Solr Setup

The purpose of this document is to show the steps that were initially used to set up the instanc incase it needs to be re-created at some point.

Solr Setup

Overview

Our EC2 instance is a nano/small Ubuntu 18.04 server running Solr 8.2.0 via Jetty. Solr is installed manually via the suggested setup steps on the Solr website:

https://lucene.apache.org/solr/guide/8_1/taking-solr-to-production.html#taking-solr-to-production

EC2 Instance

The first thing is the EC2 instance setup. We don't want our instance available to the outside world, so the first thing to do is to lock-down the EC2 instance that Solr will be installed on.
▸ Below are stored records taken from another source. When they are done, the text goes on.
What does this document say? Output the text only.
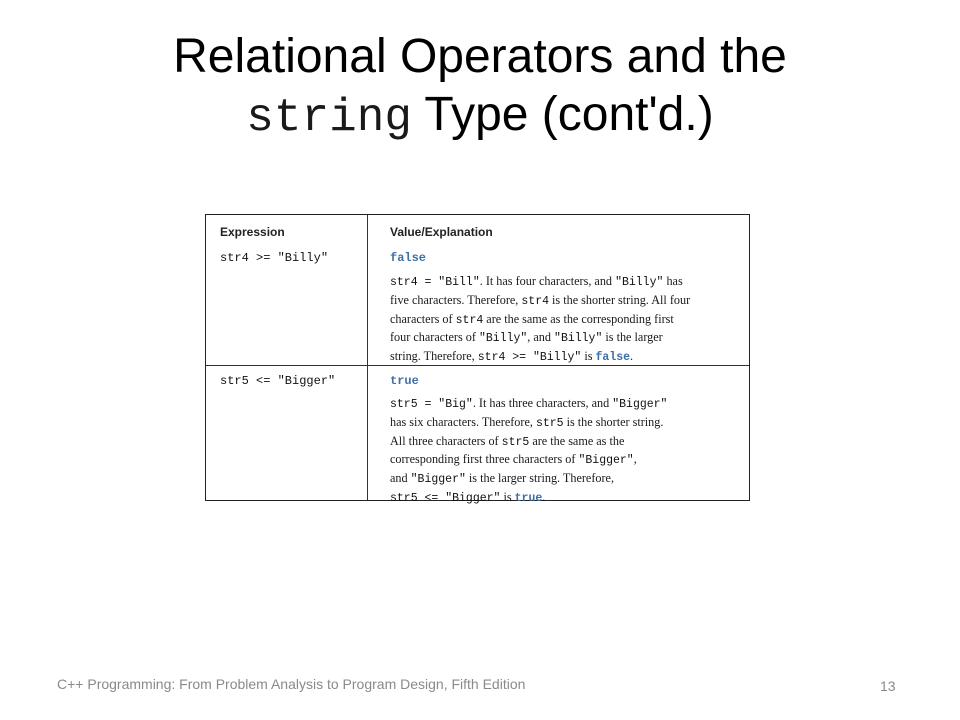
Relational Operators and the
string Type (cont'd.)
Expression	Value/Explanation
str4 >= "Billy"	false
str4 = "Bill". It has four characters, and "Billy" has
five characters. Therefore, str4 is the shorter string. All four
characters of str4 are the same as the corresponding first
four characters of "Billy", and "Billy" is the larger
string. Therefore, str4 >= "Billy" is false.
str5 <= "Bigger"	true
str5 = "Big". It has three characters, and "Bigger"
has six characters. Therefore, str5 is the shorter string.
All three characters of str5 are the same as the
corresponding first three characters of "Bigger",
and "Bigger" is the larger string. Therefore,
str5 <= "Bigger" is true.
C++ Programming: From Problem Analysis to Program Design, Fifth Edition	13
For our Django servers and Solr to communicate, they need:

  • To be in the same VPC
  • Be in the same subnet (not 100% about this)

First find the instance and take note of the private IP, here 172.31.19.142:

Screenshot 1

Then click the "subnet ID" to be brought to the relevant subnet page:

Screenshot 2

Take note of the IPv4 CIDR value 172.31.16.0/20.

Then go to back to the (Solr) instance page and click on the "security group":

Screenshot 3

Hit "edit" and add a new rule that restricts connections to the subnet this instance is in. This now means that only AWS instance can communicate with our Solr instance.

SSH

Also note that SSH is set up on port 30000 and is publically available.

Installation

Install Java:

sudo apt install -y default-jdk
wget http://www-eu.apache.org/dist/lucene/solr/8.2.0/solr-8.2.0.tgz
tar zxf solr-8.2.0.tgz solr-8.2.0/bin/install_solr_service.sh --strip-components=2
sudo bash ./install_solr_service.sh solr-8.2.0.tgz

You can start/stop and restart with

sudo service solr restart
sudo service solr stop
sudo service solr start

Create a core

Add a core:

sudo -u solr /opt/solr/bin/solr create -c findhello-staging -n data_driven_schema_configs

This will add our new core configuration and data to /var/solr/data/findhello-staging/

Generate a schema.xml

The schema is the file Solr uses to create its indexes. It explains what fields we want in our search documents. When we create a core, Solr adds a default schema but we need to generate one specific to our Django app. Thankfull, Haystack can do that for us.

So back on the Django server, run the command:

python manage.py build_solr_schema

This will output a schema file that you need to copy and paste to the Solr config on the Solr instance at /var/solr/data/findhello-staging/conf/schema.xml

WARNING: You will need to update the schema any time you make a change to the structure of our search documents (i.e. search_indexes.py) in Django. Haystack doesn't automatically tell Solr that the structure of our documents has changed, so you need to update the file manually and reindex/update the index.

Create a solrconfig.xml

Like the schema, we also need to update the Solr settings for our core so that it's compatible with our needs.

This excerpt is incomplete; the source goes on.